The insulation tape idea is smart. I could tape it to the top of the case. That way, I won't have to worry about the regulator melting the adhesive and creating a mess.
 
Hmmm, I'm not so sure about the hot glue gun.
You see, the part I'm having trouble with is not the IC, but the voltage regulators, which get a bit hot after use.
 
But the insulation tape idea is flawless, and I'll look into that. Thanks tons for the idea!
Desoldering multi-pin, through hole, ICs, is a PITA, if your plan is to save the IC. Especially for plated through holes, where solder sips in. I never solder through hole ICs directly and use sockets instead.

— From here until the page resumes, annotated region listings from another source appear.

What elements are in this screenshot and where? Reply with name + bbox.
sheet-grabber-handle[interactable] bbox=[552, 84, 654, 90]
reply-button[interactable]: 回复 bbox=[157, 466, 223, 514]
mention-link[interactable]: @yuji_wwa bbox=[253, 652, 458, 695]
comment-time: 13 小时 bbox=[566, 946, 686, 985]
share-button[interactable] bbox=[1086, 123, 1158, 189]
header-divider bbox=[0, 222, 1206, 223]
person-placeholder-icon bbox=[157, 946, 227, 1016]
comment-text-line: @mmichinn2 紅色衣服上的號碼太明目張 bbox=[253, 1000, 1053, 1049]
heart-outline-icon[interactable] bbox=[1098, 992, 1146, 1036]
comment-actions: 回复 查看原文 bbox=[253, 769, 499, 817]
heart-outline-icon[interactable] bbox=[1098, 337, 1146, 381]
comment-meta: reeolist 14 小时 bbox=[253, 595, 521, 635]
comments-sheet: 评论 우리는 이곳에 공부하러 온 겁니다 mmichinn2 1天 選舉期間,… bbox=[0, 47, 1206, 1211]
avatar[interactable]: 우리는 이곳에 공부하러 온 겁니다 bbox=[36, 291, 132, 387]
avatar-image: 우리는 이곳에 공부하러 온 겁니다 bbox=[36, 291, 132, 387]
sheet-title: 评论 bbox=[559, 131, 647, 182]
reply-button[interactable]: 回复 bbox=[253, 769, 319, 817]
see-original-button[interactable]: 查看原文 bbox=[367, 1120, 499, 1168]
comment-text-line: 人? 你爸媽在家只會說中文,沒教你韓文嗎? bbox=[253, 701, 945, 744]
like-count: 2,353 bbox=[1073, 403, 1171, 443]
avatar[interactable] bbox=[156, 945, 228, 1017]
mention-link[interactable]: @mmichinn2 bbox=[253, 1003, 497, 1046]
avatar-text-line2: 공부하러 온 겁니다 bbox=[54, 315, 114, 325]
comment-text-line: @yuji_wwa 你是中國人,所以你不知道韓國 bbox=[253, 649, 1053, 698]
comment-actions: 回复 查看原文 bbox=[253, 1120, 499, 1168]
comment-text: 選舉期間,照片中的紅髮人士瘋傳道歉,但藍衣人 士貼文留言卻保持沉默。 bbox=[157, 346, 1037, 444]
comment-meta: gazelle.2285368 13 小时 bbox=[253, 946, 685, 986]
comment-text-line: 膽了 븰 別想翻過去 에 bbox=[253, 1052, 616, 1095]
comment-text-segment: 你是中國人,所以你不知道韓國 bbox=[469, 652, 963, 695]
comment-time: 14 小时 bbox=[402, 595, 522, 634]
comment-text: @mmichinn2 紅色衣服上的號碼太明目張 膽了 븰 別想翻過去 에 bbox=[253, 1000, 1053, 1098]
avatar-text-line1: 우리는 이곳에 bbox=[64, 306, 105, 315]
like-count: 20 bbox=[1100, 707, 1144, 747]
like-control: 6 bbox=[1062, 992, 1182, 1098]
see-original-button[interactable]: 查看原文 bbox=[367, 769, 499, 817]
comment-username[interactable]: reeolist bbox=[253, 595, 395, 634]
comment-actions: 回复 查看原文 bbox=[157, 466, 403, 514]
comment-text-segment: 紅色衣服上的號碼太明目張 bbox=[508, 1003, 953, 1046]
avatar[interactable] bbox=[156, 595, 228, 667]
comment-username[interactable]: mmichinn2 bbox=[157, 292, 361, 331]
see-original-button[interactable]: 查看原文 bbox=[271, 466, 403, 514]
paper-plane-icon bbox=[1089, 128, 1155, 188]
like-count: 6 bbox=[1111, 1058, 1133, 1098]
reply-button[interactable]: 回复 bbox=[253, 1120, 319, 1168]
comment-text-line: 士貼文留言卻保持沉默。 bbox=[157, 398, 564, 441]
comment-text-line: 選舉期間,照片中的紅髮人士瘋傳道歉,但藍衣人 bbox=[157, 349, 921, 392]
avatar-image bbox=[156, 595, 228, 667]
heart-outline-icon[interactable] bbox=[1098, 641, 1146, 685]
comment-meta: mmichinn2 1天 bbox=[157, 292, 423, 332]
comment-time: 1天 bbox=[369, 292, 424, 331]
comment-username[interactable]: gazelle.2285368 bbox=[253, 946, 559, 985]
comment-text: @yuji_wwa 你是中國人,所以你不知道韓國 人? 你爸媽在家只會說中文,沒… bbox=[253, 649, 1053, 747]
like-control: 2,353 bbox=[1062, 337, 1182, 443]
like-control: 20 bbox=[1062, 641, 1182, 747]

Given that replacing the OP-amp will not break your bank account, the safest way is to cut the pins, and then pull them one by one. Otherwise overheating might make more damages than the ICs cost. You might end up with detached solder pads/tracks, which is not where you want to be.
If you want to play with OP-amps rolling, I suggest to cut the pins, pull them one by one (at that point is easy - apply heat on bottom, pull pin with tweezers from up), and install sockets in there.

 
Hahaha, I guess I'm lucky that I'm not desoldering an IC, but the voltage regulator.
I could just try to cut them off and buy new ones but shipping to Canada is expensive
triportsad.gif

 
Feb 16, 2015 at 1:25 PM Post #3,975 of 5,671
Oh, sorry, I lost track and thought you were attacking the OP-amps.
The MC7912/7812 are just about $0.50, and you should be able to find them pretty much everywhere. Also, they are three pins inline,which would eventually make the disoldering operation much simpler.
Chip Quik is another solution, but it will end up costing you much more than the VRs.